Tuesday, April 19, 2016

Hope in Strength

When you think of strength countless things probably come to your mind. Physical strength, mental strength, and emotional strength. All of those have been on my mind lately. 

A few months ago I was going through one of the roughest times of my life. I'll say it, I felt completely weak wich made absolutely no sense because I have a beautiful, wonderful life. Well my mom called me and said something to me that has stuck with me. She said, "You know Oli, you are the strongest person I know." 

What makes a strong person? My best friend who happens to be my husband is seriously one of the most physically strong people I know. He can dead lift 450 pounds. Yikes. Don't want to mess this him. But what I also love about him is his strength of character. He seriously never talks bad about anyone. He tries to understand what everyone is going through and often puts himself on the back burner. He is gentle and loving. And one of the most Christlike people I know. I think of what makes James strong. Hard work. Literally and physically. He works so hard on himself. 

I wonder often why my mom said I was the strongest person she knew. Me of all people? I literally have SO many flaws. I wish I could change so much about myself. But, I know why she said it. She said it because I am strong. I don't give up. Being mentally and emotionally strong to me is working everyday to achieve that strength. It's forgetting about all the negative and looking at the positive. It's reading your scriptures. It's praying. It's being the best mom and wife I can be. 

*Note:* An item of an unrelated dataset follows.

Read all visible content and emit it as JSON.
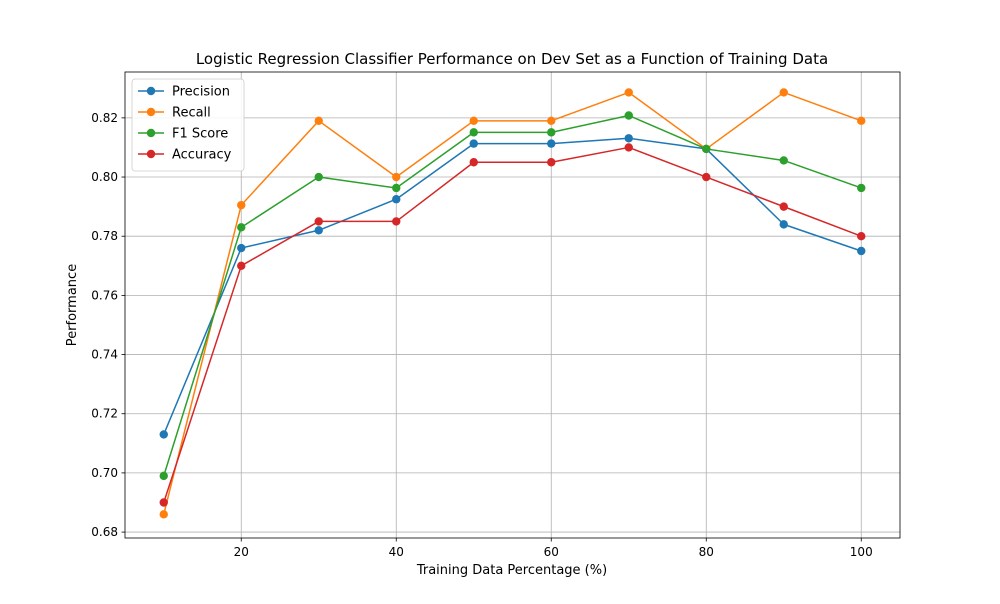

When I was going through such a time of weakness I clung to my Susie Jo. I feel so incredibly blessed that I was chosen by my Heavenly Father to be a mom. It is by far the hardest most rewarding job I have ever had. I absolutely love it. I can tell Susie is strong because she smiles when she is sick and feeling weak. I hope she will continue that in her life. When I feel like I am not enough she always seems to know and she will grab my hand. A lot of the time tears roll down my face.

I want to challenge everyone reading to find strength. Wether it's in others or yourself. I promise you that if I can find it in myself, you can to. Don't hit rock bottom before to find it. Your Heavenly Father will meet you in the middle to lift and strengthen you.



Monday, February 15, 2016

Hope in Life

My life is pretty fantastic.To others I might have it all. But here is the thing. No matter how many blessings and fantastic things you have in your life there are still things that simply suck.

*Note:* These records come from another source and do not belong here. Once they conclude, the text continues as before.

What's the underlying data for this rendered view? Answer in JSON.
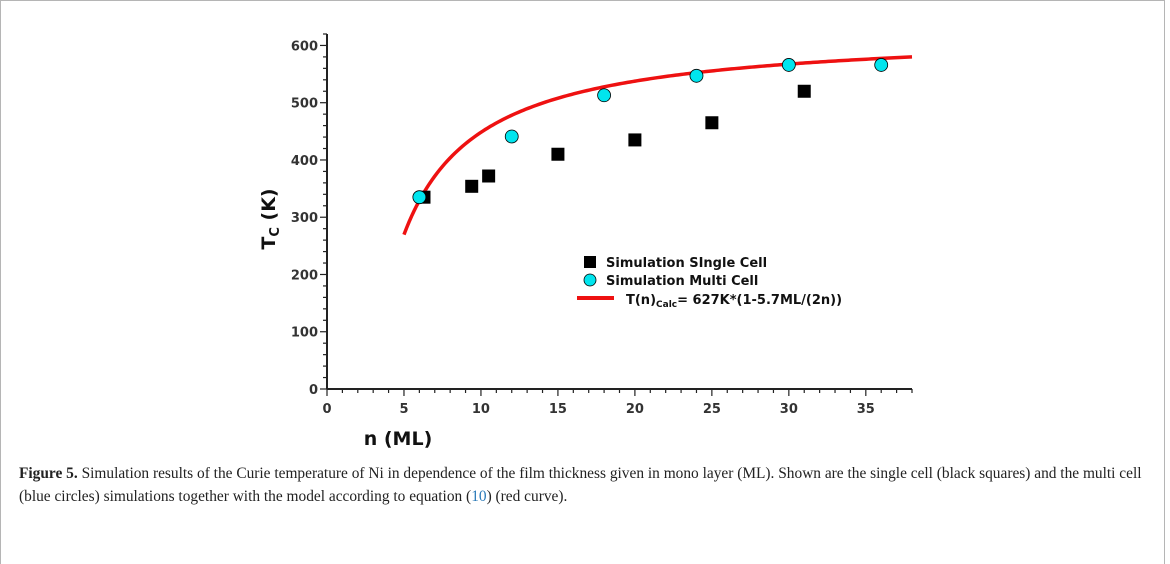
{
  "chart_data": {
    "type": "scatter",
    "title": "",
    "xlabel": "n (ML)",
    "ylabel": "T",
    "ylabel_sub": "C",
    "ylabel_unit": " (K)",
    "xlim": [
      0,
      38
    ],
    "ylim": [
      0,
      620
    ],
    "x_major_ticks": [
      0,
      5,
      10,
      15,
      20,
      25,
      30,
      35
    ],
    "x_minor_step": 1,
    "y_major_ticks": [
      0,
      100,
      200,
      300,
      400,
      500,
      600
    ],
    "y_minor_step": 20,
    "grid": false,
    "legend_position": "center-right",
    "series": [
      {
        "name": "Simulation SIngle Cell",
        "marker": "square",
        "color": "#000000",
        "x": [
          6.3,
          9.4,
          10.5,
          15,
          20,
          25,
          31
        ],
        "y": [
          335,
          354,
          372,
          410,
          435,
          465,
          520
        ]
      },
      {
        "name": "Simulation Multi Cell",
        "marker": "circle",
        "color": "#00e5ee",
        "x": [
          6,
          12,
          18,
          24,
          30,
          36
        ],
        "y": [
          335,
          441,
          513,
          547,
          566,
          566
        ]
      }
    ],
    "curve": {
      "name_main": "T(n)",
      "name_sub": "Calc",
      "name_rest": "= 627K*(1-5.7ML/(2n))",
      "color": "#ee1111",
      "T0": 627,
      "n0": 5.7,
      "x_start": 5,
      "x_end": 38
    }
  },
  "caption": {
    "label": "Figure 5.",
    "text_before": " Simulation results of the Curie temperature of Ni in dependence of the film thickness given in mono layer (ML). Shown are the single cell (black squares) and the multi cell (blue circles) simulations together with the model according to equation (",
    "eq_ref": "10",
    "text_after": ") (red curve)."
  }
}
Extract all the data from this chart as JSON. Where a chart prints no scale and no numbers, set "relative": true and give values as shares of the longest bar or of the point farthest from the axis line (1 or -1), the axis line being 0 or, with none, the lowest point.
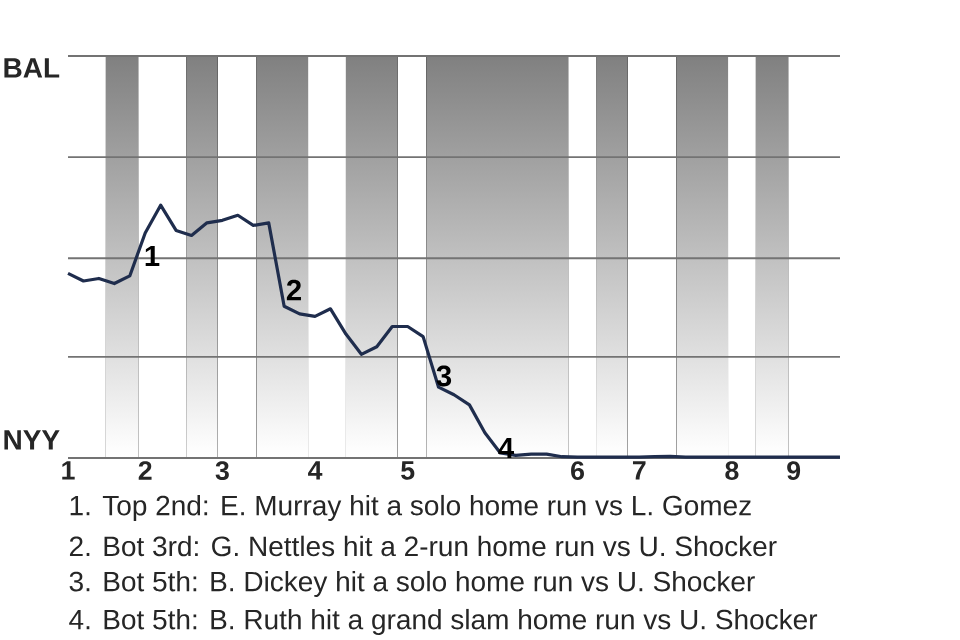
{
  "chart_data": {
    "type": "line",
    "categories": [
      "1",
      null,
      null,
      null,
      null,
      "2",
      null,
      null,
      null,
      null,
      "3",
      null,
      null,
      null,
      null,
      null,
      "4",
      null,
      null,
      null,
      null,
      null,
      "5",
      null,
      null,
      null,
      null,
      null,
      null,
      null,
      null,
      null,
      null,
      "6",
      null,
      null,
      null,
      "7",
      null,
      null,
      null,
      null,
      null,
      "8",
      null,
      null,
      null,
      "9",
      null,
      null,
      null
    ],
    "relative": true,
    "series": [
      {
        "color": "#1f2d4d",
        "values": [
          0.73,
          0.7,
          0.71,
          0.69,
          0.72,
          0.89,
          1,
          0.9,
          0.88,
          0.93,
          0.94,
          0.96,
          0.92,
          0.93,
          0.6,
          0.57,
          0.56,
          0.59,
          0.49,
          0.41,
          0.44,
          0.52,
          0.52,
          0.48,
          0.28,
          0.25,
          0.21,
          0.1,
          0.02,
          0.01,
          0.015,
          0.015,
          0.005,
          0.003,
          0.003,
          0.003,
          0.003,
          0.003,
          0.005,
          0.006,
          0.003,
          0.003,
          0.003,
          0.003,
          0.003,
          0.003,
          0.003,
          0.003,
          0.003,
          0.003,
          0.003
        ]
      }
    ],
    "ref_lines": [
      {
        "axis": "y",
        "value": 0,
        "color": "#737373"
      },
      {
        "axis": "y",
        "value": 0.4,
        "color": "#737373"
      },
      {
        "axis": "y",
        "value": 0.79,
        "color": "#737373"
      },
      {
        "axis": "y",
        "value": 1.19,
        "color": "#737373"
      },
      {
        "axis": "y",
        "value": 1.59,
        "color": "#737373"
      }
    ],
    "marker": "none",
    "line_style": "solid",
    "annotations": [
      "1",
      "2",
      "3",
      "4",
      "BAL",
      "NYY",
      "1. Top 2nd: E. Murray hit a solo home run vs L. Gomez",
      "2. Bot 3rd: G. Nettles hit a 2-run home run vs U. Shocker",
      "3. Bot 5th: B. Dickey hit a solo home run vs U. Shocker",
      "4. Bot 5th: B. Ruth hit a grand slam home run vs U. Shocker"
    ]
  }
}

It might be sleep. My sleep sucks. I hardly remember what that relationship once was like. It might be yourself. I have hard time with myself. I let thoughts about my self become a belief. It might be loved once. 

That list may seem stretched out, but all of those things are things that in time will change. We as humans focus on the negative things in life. Why? Simple. Because it is an uncomfortable feeling. It hurts. It makes you sick. 

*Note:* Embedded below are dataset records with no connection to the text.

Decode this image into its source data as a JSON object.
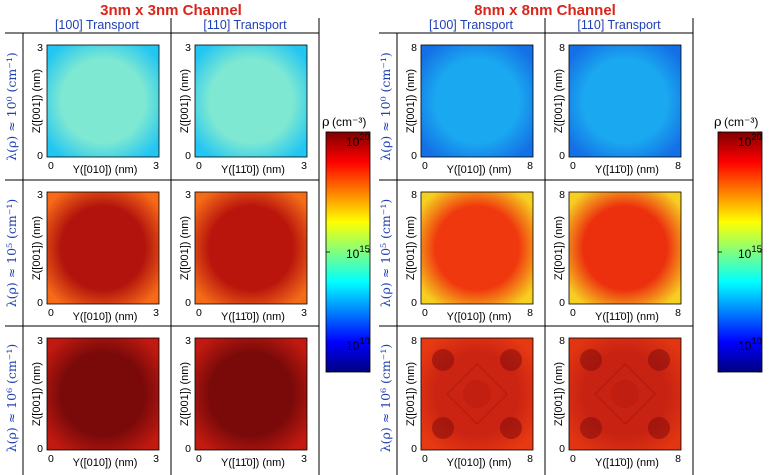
{
  "groups": [
    {
      "title": "3nm x 3nm Channel",
      "columns": [
        "[100] Transport",
        "[110] Transport"
      ],
      "rows": [
        "λ(ρ) ≈ 10⁰ (cm⁻¹)",
        "λ(ρ) ≈ 10⁵ (cm⁻¹)",
        "λ(ρ) ≈ 10⁶ (cm⁻¹)"
      ],
      "x_labels": [
        "Y([010]) (nm)",
        "Y([11̄0]) (nm)"
      ],
      "y_label": "Z([001]) (nm)",
      "axis_ticks": {
        "min": "0",
        "max": "3"
      },
      "panels": [
        {
          "center": "#7ee8d2",
          "edge": "#22c6f2",
          "pattern": "smooth"
        },
        {
          "center": "#7ee8d2",
          "edge": "#22c6f2",
          "pattern": "smooth"
        },
        {
          "center": "#b2130c",
          "edge": "#f76a18",
          "pattern": "smooth"
        },
        {
          "center": "#b9150c",
          "edge": "#f46c18",
          "pattern": "smooth"
        },
        {
          "center": "#7a0a0a",
          "edge": "#c21a10",
          "pattern": "smooth"
        },
        {
          "center": "#7a0a0a",
          "edge": "#c21a10",
          "pattern": "smooth"
        }
      ]
    },
    {
      "title": "8nm x 8nm Channel",
      "columns": [
        "[100] Transport",
        "[110] Transport"
      ],
      "rows": [
        "λ(ρ) ≈ 10⁰ (cm⁻¹)",
        "λ(ρ) ≈ 10⁵ (cm⁻¹)",
        "λ(ρ) ≈ 10⁶ (cm⁻¹)"
      ],
      "x_labels": [
        "Y([010]) (nm)",
        "Y([11̄0]) (nm)"
      ],
      "y_label": "Z([001]) (nm)",
      "axis_ticks": {
        "min": "0",
        "max": "8"
      },
      "panels": [
        {
          "center": "#1aa8f0",
          "edge": "#1470e6",
          "pattern": "smooth"
        },
        {
          "center": "#1aa8f0",
          "edge": "#1470e6",
          "pattern": "smooth"
        },
        {
          "center": "#f0380e",
          "edge": "#f6d020",
          "pattern": "smooth"
        },
        {
          "center": "#ec300e",
          "edge": "#f7ce22",
          "pattern": "smooth"
        },
        {
          "center": "#cc2412",
          "edge": "#e83a12",
          "pattern": "lobes"
        },
        {
          "center": "#c82212",
          "edge": "#e23612",
          "pattern": "lobes"
        }
      ]
    }
  ],
  "colorbar": {
    "label": "ρ",
    "unit": "(cm⁻³)",
    "ticks": [
      {
        "base": "10",
        "exp": "20",
        "level": 1.0
      },
      {
        "base": "10",
        "exp": "15",
        "level": 0.5
      },
      {
        "base": "10",
        "exp": "10",
        "level": 0.0
      }
    ],
    "colors": [
      "#00007f",
      "#0000ff",
      "#0080ff",
      "#00ffff",
      "#80ff80",
      "#ffff00",
      "#ff8000",
      "#ff0000",
      "#7f0000"
    ]
  }
}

It has taken me along time to come to terms with this statement. You can't change things that happen to you, but what you can change is how you react to the things that happen to you.

I 100% believe that if we use our hardships and negative events in our life  to build us up and make us stronger rather than bitter we will be blessed.

There is hope in our life's. Always. There will always be another day. There are blessings, and if we are patient our Heavenly Father is waiting to reward us for how we concurred our trials. So, smile. Believe in yourself. Don't worry what others think. You know your heart. And wait for the blessings.